Lehrerinnen, Studentinnen und Schülerinnen werden zu Opfern dieser Straftaten und leiden ein Leben lang darunter. Dem VBE-Berlin sind einige Fälle bekannt geworden und es wird befürchtet, dass es sich dabei nur um die Spitze des Eisbergs handelt.
Die Täter sind Mitschüler, Studenten, Kollegen und manchmal auch Eltern. Es gibt zu wenig Handlungsmöglichkeiten um diese Taten, insbesondere im schulischen Kontext, zu ahnden.

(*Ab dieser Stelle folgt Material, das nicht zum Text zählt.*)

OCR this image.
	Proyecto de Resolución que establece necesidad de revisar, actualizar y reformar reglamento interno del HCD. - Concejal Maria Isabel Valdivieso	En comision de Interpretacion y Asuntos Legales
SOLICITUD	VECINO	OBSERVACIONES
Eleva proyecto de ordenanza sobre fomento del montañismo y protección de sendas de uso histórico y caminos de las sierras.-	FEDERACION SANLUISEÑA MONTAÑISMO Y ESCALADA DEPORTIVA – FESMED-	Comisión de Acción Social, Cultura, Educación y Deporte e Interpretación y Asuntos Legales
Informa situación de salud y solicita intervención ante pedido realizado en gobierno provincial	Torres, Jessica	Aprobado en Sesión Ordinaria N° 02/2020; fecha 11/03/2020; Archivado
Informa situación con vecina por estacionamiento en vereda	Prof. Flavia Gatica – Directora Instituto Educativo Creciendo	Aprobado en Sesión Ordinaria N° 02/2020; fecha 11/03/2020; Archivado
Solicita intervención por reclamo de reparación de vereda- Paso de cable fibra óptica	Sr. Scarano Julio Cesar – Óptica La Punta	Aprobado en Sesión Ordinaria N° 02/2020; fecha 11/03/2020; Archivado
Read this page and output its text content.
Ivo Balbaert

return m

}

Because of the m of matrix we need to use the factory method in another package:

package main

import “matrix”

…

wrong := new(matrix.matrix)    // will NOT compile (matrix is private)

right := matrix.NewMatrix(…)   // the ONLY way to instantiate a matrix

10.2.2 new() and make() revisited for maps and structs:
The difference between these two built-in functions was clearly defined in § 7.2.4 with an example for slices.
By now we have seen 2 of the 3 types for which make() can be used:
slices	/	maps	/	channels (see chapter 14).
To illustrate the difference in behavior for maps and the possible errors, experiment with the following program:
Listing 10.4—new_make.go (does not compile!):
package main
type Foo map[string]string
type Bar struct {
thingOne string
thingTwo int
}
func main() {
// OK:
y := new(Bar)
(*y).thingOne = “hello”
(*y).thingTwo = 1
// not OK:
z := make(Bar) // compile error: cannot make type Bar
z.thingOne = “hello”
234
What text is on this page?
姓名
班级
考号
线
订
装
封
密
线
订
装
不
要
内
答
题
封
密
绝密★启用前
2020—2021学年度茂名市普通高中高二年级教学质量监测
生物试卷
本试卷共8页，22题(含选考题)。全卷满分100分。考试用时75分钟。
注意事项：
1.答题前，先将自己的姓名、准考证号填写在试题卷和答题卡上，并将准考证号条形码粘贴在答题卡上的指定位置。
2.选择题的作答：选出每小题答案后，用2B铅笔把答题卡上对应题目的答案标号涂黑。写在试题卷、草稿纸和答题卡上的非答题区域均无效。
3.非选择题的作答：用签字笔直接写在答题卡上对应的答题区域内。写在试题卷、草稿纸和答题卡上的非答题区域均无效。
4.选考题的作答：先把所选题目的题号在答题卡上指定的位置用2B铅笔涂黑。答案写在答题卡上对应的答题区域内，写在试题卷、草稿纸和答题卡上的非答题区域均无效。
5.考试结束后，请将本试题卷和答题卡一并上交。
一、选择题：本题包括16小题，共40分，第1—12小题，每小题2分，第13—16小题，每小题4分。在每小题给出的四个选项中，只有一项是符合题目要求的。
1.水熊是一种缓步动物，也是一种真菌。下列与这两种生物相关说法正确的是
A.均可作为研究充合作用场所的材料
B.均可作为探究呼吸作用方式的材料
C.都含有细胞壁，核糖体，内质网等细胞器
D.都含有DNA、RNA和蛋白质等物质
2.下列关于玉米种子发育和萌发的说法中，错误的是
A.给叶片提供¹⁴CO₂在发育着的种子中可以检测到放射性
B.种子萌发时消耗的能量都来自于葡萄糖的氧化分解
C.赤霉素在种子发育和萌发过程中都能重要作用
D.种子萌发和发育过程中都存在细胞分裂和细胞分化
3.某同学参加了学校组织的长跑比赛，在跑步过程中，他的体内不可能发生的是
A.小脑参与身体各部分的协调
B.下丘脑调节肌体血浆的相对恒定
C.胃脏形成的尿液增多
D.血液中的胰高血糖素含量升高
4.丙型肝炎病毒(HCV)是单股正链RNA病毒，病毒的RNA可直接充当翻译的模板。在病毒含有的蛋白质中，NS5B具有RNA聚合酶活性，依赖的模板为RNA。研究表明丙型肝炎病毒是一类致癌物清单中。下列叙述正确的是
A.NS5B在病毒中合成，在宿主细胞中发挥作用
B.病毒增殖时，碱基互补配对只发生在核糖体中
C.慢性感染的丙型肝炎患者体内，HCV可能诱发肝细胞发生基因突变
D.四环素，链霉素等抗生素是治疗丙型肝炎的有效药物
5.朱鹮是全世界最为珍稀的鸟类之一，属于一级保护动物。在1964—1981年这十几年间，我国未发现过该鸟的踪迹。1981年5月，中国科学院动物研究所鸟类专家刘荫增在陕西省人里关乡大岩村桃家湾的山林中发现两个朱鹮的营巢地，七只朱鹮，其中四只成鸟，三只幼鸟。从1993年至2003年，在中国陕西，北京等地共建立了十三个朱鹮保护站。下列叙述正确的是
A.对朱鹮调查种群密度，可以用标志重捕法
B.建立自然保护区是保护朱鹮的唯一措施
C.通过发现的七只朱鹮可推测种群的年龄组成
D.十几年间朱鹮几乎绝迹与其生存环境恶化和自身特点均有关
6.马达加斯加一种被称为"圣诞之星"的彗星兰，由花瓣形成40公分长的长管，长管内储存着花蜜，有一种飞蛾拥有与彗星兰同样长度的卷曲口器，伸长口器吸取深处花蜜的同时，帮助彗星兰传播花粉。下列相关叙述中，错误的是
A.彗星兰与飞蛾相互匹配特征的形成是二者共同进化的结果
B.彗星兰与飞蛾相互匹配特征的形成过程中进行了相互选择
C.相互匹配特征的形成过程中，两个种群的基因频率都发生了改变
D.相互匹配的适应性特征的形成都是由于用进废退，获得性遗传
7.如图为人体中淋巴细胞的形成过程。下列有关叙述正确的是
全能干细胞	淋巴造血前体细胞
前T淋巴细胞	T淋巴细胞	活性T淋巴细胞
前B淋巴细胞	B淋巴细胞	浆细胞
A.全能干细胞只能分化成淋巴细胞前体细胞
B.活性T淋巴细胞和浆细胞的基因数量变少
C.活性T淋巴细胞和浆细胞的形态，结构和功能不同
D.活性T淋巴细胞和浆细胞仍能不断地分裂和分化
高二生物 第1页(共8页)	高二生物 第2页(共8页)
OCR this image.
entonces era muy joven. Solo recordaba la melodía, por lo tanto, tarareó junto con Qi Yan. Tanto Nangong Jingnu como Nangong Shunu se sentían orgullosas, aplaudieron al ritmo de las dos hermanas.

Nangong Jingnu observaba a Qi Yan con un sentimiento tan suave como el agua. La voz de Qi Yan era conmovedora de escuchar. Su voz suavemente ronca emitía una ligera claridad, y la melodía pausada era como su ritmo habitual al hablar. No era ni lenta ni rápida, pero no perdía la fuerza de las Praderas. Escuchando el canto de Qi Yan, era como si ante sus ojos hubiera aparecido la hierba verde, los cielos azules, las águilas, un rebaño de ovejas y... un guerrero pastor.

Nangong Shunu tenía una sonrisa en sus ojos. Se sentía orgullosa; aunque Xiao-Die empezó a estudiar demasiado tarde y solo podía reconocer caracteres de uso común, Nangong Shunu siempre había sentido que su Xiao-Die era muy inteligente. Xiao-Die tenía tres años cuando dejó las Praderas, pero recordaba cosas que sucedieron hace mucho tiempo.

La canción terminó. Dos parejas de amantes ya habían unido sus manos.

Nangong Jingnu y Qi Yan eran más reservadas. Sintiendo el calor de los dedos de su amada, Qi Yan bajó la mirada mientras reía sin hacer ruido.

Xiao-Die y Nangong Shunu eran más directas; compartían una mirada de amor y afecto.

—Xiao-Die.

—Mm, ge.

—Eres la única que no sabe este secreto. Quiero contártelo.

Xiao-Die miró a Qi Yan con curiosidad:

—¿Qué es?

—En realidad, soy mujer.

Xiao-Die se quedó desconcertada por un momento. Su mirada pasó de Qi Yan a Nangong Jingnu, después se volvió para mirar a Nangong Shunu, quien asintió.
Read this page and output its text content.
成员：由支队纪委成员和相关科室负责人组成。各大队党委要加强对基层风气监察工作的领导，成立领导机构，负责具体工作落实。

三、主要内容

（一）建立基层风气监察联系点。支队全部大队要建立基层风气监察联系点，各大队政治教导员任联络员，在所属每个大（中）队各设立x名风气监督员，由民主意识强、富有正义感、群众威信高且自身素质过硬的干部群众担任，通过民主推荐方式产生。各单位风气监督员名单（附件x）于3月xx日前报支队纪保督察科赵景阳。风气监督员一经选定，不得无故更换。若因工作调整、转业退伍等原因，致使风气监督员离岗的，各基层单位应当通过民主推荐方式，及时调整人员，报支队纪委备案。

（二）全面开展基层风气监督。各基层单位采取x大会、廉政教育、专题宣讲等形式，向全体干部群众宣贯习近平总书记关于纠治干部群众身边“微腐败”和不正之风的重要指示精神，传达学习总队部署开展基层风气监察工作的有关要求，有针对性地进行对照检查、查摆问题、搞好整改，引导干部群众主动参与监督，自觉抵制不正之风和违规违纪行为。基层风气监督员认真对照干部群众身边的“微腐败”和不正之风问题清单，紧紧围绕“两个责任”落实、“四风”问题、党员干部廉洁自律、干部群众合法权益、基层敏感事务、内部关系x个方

Wir fordern keine Verbote von Smartphones und Social Media für Jugendliche, sondern konsequente Medienpädagogik und Präventionsarbeit an Schulen. Es ist kaum nachvollziehbar, dass den SIBUZ die Stunden für Präventionsarbeit gekürzt worden sind.
Auch die Politik muss konsequent handeln. Deepfake-Pornografie ist ein schweres Verbrechen, mit lebenslangen schlimmen Konsequenzen für die Opfer. Deshalb halten wir mit Blick auf die Schwere der Tat und ihre Folgen, ein Strafmaß nicht unter drei Jahren Freiheitsentzug für angemessen. Darüber hinaus müssen die Plattformen, die solche Deepfakes verbreiten und damit teilweise sehr viel Geld verdienen, hohen Schadensersatz leisten.
Der VBE Berlin steht allen Opfern digitaler Gewalt zur Seite.